The global demand for reagents for real-time reverse transcriptase PCR (RT-PCR) diagnostic tests for COVID-19 has caused a bottle neck across Ireland and the UK in efforts to follow the World Health Organisation’s advice to “Test, Test, Test”. Normally, hospital laboratories buy in reagents that allow them to concentrate on the business of diagnosis of patients and the preparation of their own reagents is rare. However, an exponential increase in demand has resulted in a shortage of numerous reagents, not least the lysis buffer required to extract the viral RNA.
In straitened times, society needs to pool its resources and expertise to best impact.

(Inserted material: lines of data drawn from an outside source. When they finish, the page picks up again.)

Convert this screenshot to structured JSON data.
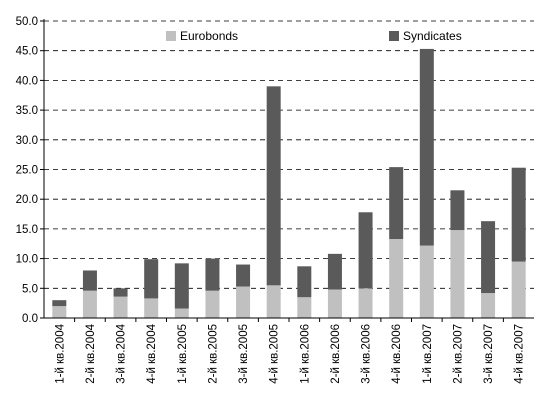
{
  "chart_data": {
    "type": "bar",
    "stacked": true,
    "categories": [
      "1-й кв.2004",
      "2-й кв.2004",
      "3-й кв.2004",
      "4-й кв.2004",
      "1-й кв.2005",
      "2-й кв.2005",
      "3-й кв.2005",
      "4-й кв.2005",
      "1-й кв.2006",
      "2-й кв.2006",
      "3-й кв.2006",
      "4-й кв.2006",
      "1-й кв.2007",
      "2-й кв.2007",
      "3-й кв.2007",
      "4-й кв.2007"
    ],
    "series": [
      {
        "name": "Eurobonds",
        "color": "#c0c0c0",
        "values": [
          2.0,
          4.6,
          3.6,
          3.3,
          1.6,
          4.6,
          5.3,
          5.5,
          3.5,
          4.8,
          5.0,
          13.3,
          12.2,
          14.8,
          4.2,
          9.5
        ]
      },
      {
        "name": "Syndicates",
        "color": "#5a5a5a",
        "values": [
          1.0,
          3.4,
          1.4,
          6.6,
          7.6,
          5.4,
          3.7,
          33.5,
          5.2,
          6.0,
          12.8,
          12.1,
          33.1,
          6.7,
          12.1,
          15.8
        ]
      }
    ],
    "y_ticks": [
      "0.0",
      "5.0",
      "10.0",
      "15.0",
      "20.0",
      "25.0",
      "30.0",
      "35.0",
      "40.0",
      "45.0",
      "50.0"
    ],
    "ylim": [
      0,
      50
    ],
    "grid": true,
    "legend": "top"
  }
}
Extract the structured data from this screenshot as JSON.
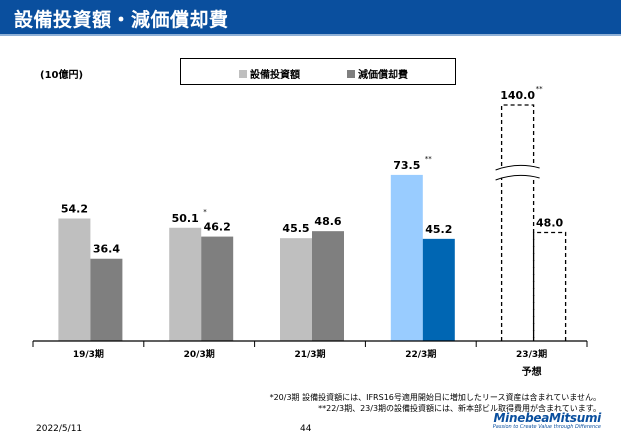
{
  "header": {
    "title": "設備投資額・減価償却費"
  },
  "page": {
    "date": "2022/5/11",
    "number": "44"
  },
  "logo": {
    "name": "MinebeaMitsumi",
    "tagline": "Passion to Create Value through Difference"
  },
  "footnotes": [
    "*20/3期 設備投資額には、IFRS16号適用開始日に増加したリース資産は含まれていません。",
    "**22/3期、23/3期の設備投資額には、新本部ビル取得費用が含まれています。"
  ],
  "colors": {
    "capex": "#bfbfbf",
    "depreciation": "#7f7f7f",
    "capex_highlight": "#99ccff",
    "depreciation_highlight": "#0066b3",
    "title_bar": "#0a4f9e"
  },
  "chart_data": {
    "type": "bar",
    "unit_label": "(10億円)",
    "categories": [
      "19/3期",
      "20/3期",
      "21/3期",
      "22/3期",
      "23/3期"
    ],
    "category_sublabels": [
      "",
      "",
      "",
      "",
      "予想"
    ],
    "series": [
      {
        "name": "設備投資額",
        "values": [
          54.2,
          50.1,
          45.5,
          73.5,
          140.0
        ],
        "labels": [
          "54.2",
          "50.1",
          "45.5",
          "73.5",
          "140.0"
        ],
        "marks": [
          "",
          "*",
          "",
          "**",
          "**"
        ]
      },
      {
        "name": "減価償却費",
        "values": [
          36.4,
          46.2,
          48.6,
          45.2,
          48.0
        ],
        "labels": [
          "36.4",
          "46.2",
          "48.6",
          "45.2",
          "48.0"
        ],
        "marks": [
          "",
          "",
          "",
          "",
          ""
        ]
      }
    ],
    "forecast_category": "23/3期",
    "axis_break": true,
    "legend_position": "top-center",
    "grid": false
  }
}
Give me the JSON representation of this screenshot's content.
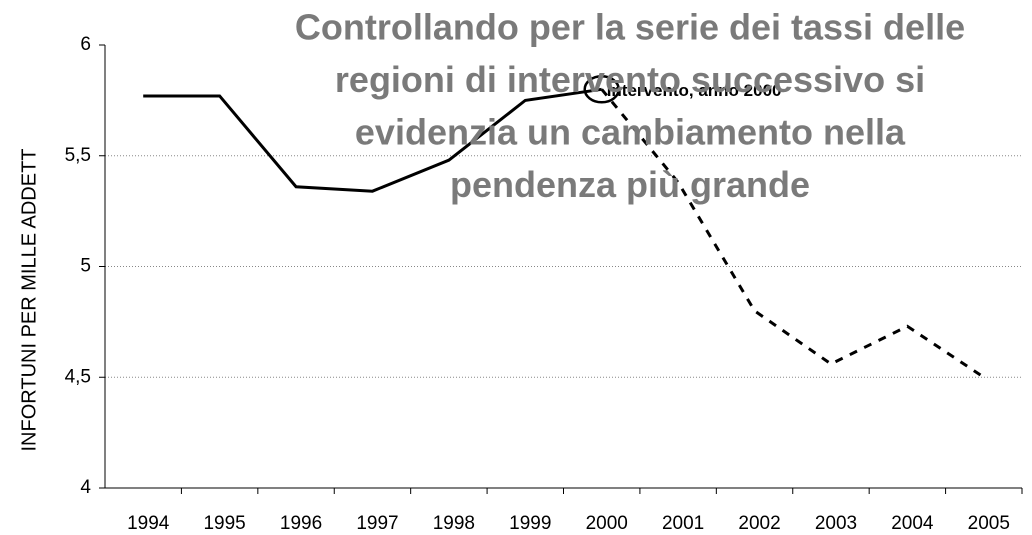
{
  "chart_data": {
    "type": "line",
    "title": [
      "Controllando per la serie dei tassi delle",
      "regioni di intervento successivo si",
      "evidenzia un cambiamento nella",
      "pendenza più grande"
    ],
    "y_label": "INFORTUNI PER MILLE ADDETT",
    "annotation": "Intervento, anno 2000",
    "categories": [
      "1994",
      "1995",
      "1996",
      "1997",
      "1998",
      "1999",
      "2000",
      "2001",
      "2002",
      "2003",
      "2004",
      "2005"
    ],
    "series": [
      {
        "color": "#000000",
        "style": "solid",
        "values": [
          5.77,
          5.77,
          5.36,
          5.34,
          5.48,
          5.75,
          5.8,
          null,
          null,
          null,
          null,
          null
        ]
      },
      {
        "color": "#000000",
        "style": "dashed",
        "values": [
          null,
          null,
          null,
          null,
          null,
          null,
          5.8,
          5.38,
          4.8,
          4.56,
          4.73,
          4.5
        ]
      }
    ],
    "ylim": [
      4,
      6
    ],
    "yticks": [
      4,
      {
        "value": 4.5,
        "label": "4,5"
      },
      5,
      {
        "value": 5.5,
        "label": "5,5"
      },
      6
    ],
    "grid": true
  }
}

This case study and validation represents an immediate and self-selected response from the scientific community, following a call by the Academy of Clinical and Laboratory Medicine, which is the professional body for medical scientists in Ireland.

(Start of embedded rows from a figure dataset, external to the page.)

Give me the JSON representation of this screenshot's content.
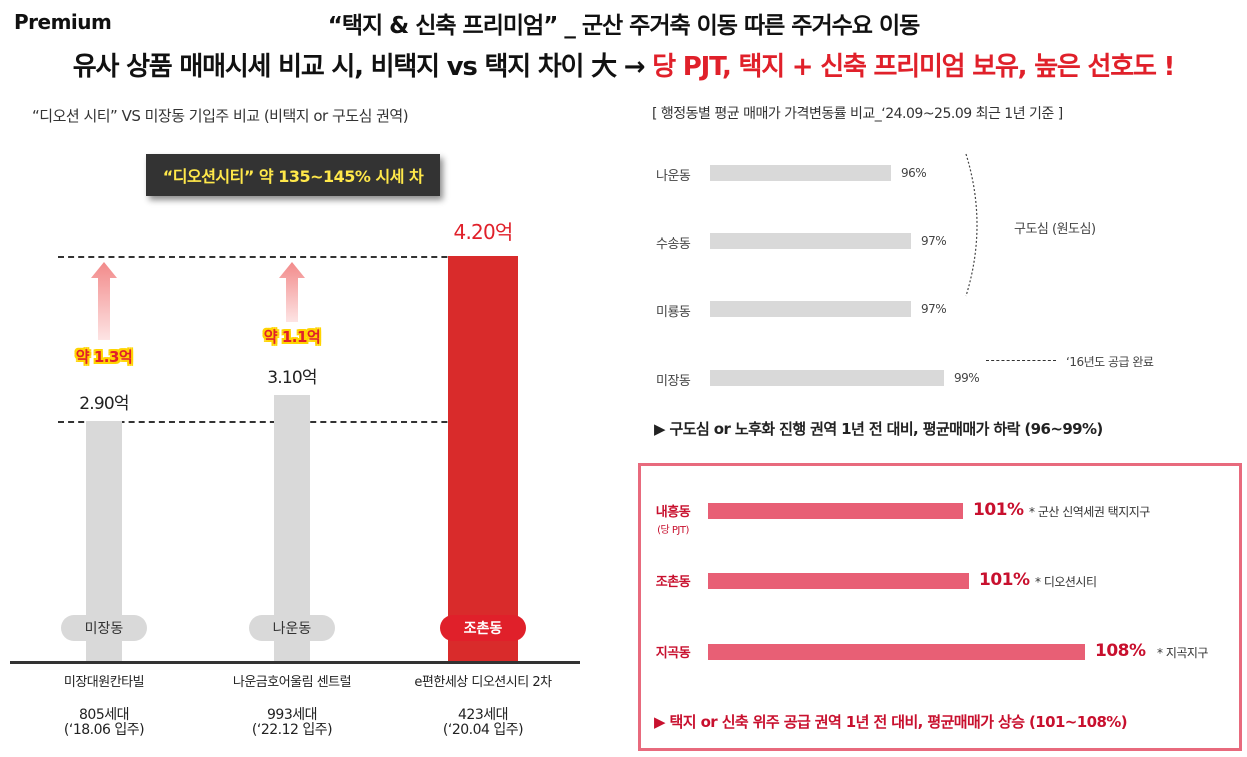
{
  "header": {
    "premium": "Premium",
    "title1": "“택지 & 신축 프리미엄” _ 군산 주거축 이동 따른 주거수요 이동",
    "title2_black": "유사 상품 매매시세 비교 시, 비택지 vs 택지 차이 大 →",
    "title2_red": "당 PJT, 택지 + 신축 프리미엄 보유, 높은 선호도 !"
  },
  "left": {
    "subtitle": "“디오션 시티” VS 미장동 기입주 비교 (비택지 or 구도심 권역)",
    "premium_box": "“디오션시티” 약 135~145% 시세 차"
  },
  "chart_data": [
    {
      "type": "bar",
      "categories": [
        "미장동",
        "나운동",
        "조촌동"
      ],
      "values": [
        2.9,
        3.1,
        4.2
      ],
      "value_labels": [
        "2.90억",
        "3.10억",
        "4.20억"
      ],
      "diff_labels": [
        "약 1.3억",
        "약 1.1억",
        ""
      ],
      "complexes": [
        "미장대원칸타빌",
        "나운금호어울림 센트럴",
        "e편한세상 디오션시티 2차"
      ],
      "households": [
        [
          "805세대",
          "(‘18.06 입주)"
        ],
        [
          "993세대",
          "(‘22.12 입주)"
        ],
        [
          "423세대",
          "(‘20.04 입주)"
        ]
      ],
      "highlight_colors": [
        "#d9d9d9",
        "#d9d9d9",
        "#d92b2b"
      ],
      "ylim": [
        0,
        4.6
      ]
    },
    {
      "type": "bar",
      "title": "[ 행정동별 평균 매매가 가격변동률 비교_‘24.09~25.09 최근 1년 기준 ]",
      "categories": [
        "나운동",
        "수송동",
        "미룡동",
        "미장동",
        "내흥동",
        "조촌동",
        "지곡동"
      ],
      "category_sublabels": [
        "",
        "",
        "",
        "",
        "(당 PJT)",
        "",
        ""
      ],
      "values": [
        96,
        97,
        97,
        99,
        101,
        101,
        108
      ],
      "value_labels": [
        "96%",
        "97%",
        "97%",
        "99%",
        "101%",
        "101%",
        "108%"
      ],
      "annotations": {
        "group_old": "구도심 (원도심)",
        "supply_done": "‘16년도 공급 완료",
        "notes": [
          "* 군산 신역세권 택지지구",
          "* 디오션시티",
          "* 지곡지구"
        ],
        "summary_old": "▶ 구도심 or 노후화 진행 권역 1년 전 대비, 평균매매가 하락 (96~99%)",
        "summary_new": "▶ 택지 or 신축 위주 공급 권역 1년 전 대비, 평균매매가 상승 (101~108%)"
      },
      "colors": {
        "old": "#d9d9d9",
        "new": "#e85f75",
        "new_text": "#c8102e"
      }
    }
  ]
}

Here, we describe a rapid collective effort in Ireland by medical laboratory scientists, academic researchers and the biopharma industry to generate a validated lysis buffer. We have formulated a 4M Guanidinium thiocyanate (GITC)/ Triton X-100 Lysis buffer which provides comparable results with the recommended reagents. This buffer will ease the burden on hospital labs in their heroic efforts to diagnose a large population of patients.

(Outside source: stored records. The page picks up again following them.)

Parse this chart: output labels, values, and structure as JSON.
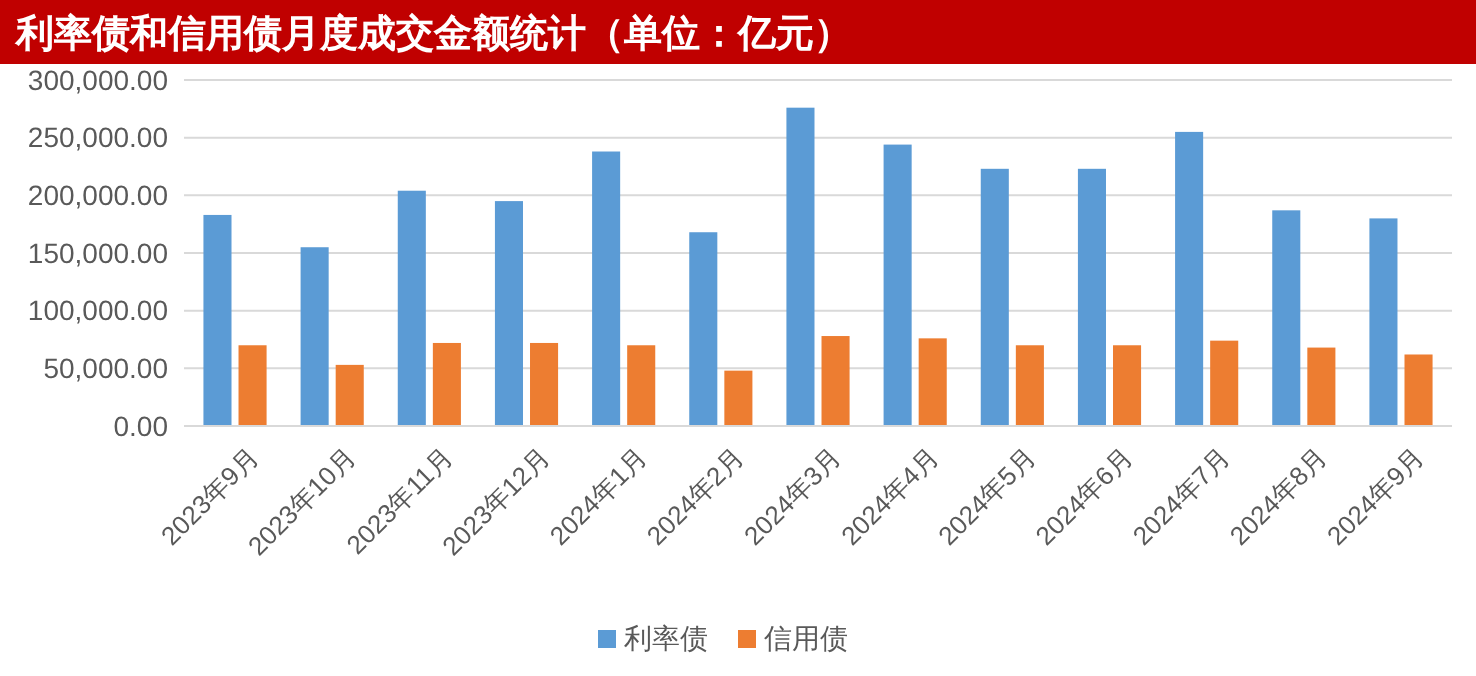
{
  "chart_data": {
    "type": "bar",
    "title": "利率债和信用债月度成交金额统计（单位：亿元）",
    "categories": [
      "2023年9月",
      "2023年10月",
      "2023年11月",
      "2023年12月",
      "2024年1月",
      "2024年2月",
      "2024年3月",
      "2024年4月",
      "2024年5月",
      "2024年6月",
      "2024年7月",
      "2024年8月",
      "2024年9月"
    ],
    "series": [
      {
        "name": "利率债",
        "color": "#5b9bd5",
        "values": [
          183000,
          155000,
          204000,
          195000,
          238000,
          168000,
          276000,
          244000,
          223000,
          223000,
          255000,
          187000,
          180000
        ]
      },
      {
        "name": "信用债",
        "color": "#ed7d31",
        "values": [
          70000,
          53000,
          72000,
          72000,
          70000,
          48000,
          78000,
          76000,
          70000,
          70000,
          74000,
          68000,
          62000
        ]
      }
    ],
    "ylim": [
      0,
      300000
    ],
    "yticks": [
      {
        "value": 0,
        "label": "0.00"
      },
      {
        "value": 50000,
        "label": "50,000.00"
      },
      {
        "value": 100000,
        "label": "100,000.00"
      },
      {
        "value": 150000,
        "label": "150,000.00"
      },
      {
        "value": 200000,
        "label": "200,000.00"
      },
      {
        "value": 250000,
        "label": "250,000.00"
      },
      {
        "value": 300000,
        "label": "300,000.00"
      }
    ],
    "grid": "y",
    "legend": "bottom"
  }
}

The purpose of this case study was to show how, in an urgent situation, a group of 11 scientists have worked collectively from five centres to pool expertise, technical know-how, chemicals from their research laboratories, their facilities, time, co-ordination and communication skills, along with determination to develop a suitable replacement lysis buffer at scale and a validation paper in less than two weeks. Four formulations were developed in two research centres, a risk assessment for the preparation of buffers was prepared in a separate centre, validation of each of the preparations was conducted in a testing hospital laboratory after which one formulation was selected as being suitable for use. This was followed by writing a paper for open-access distribution to others needing to prepare lysis buffer elsewhere and the preparation of larger amounts of buffer to deliver to a hospital laboratory for ongoing distribution throughout Ireland.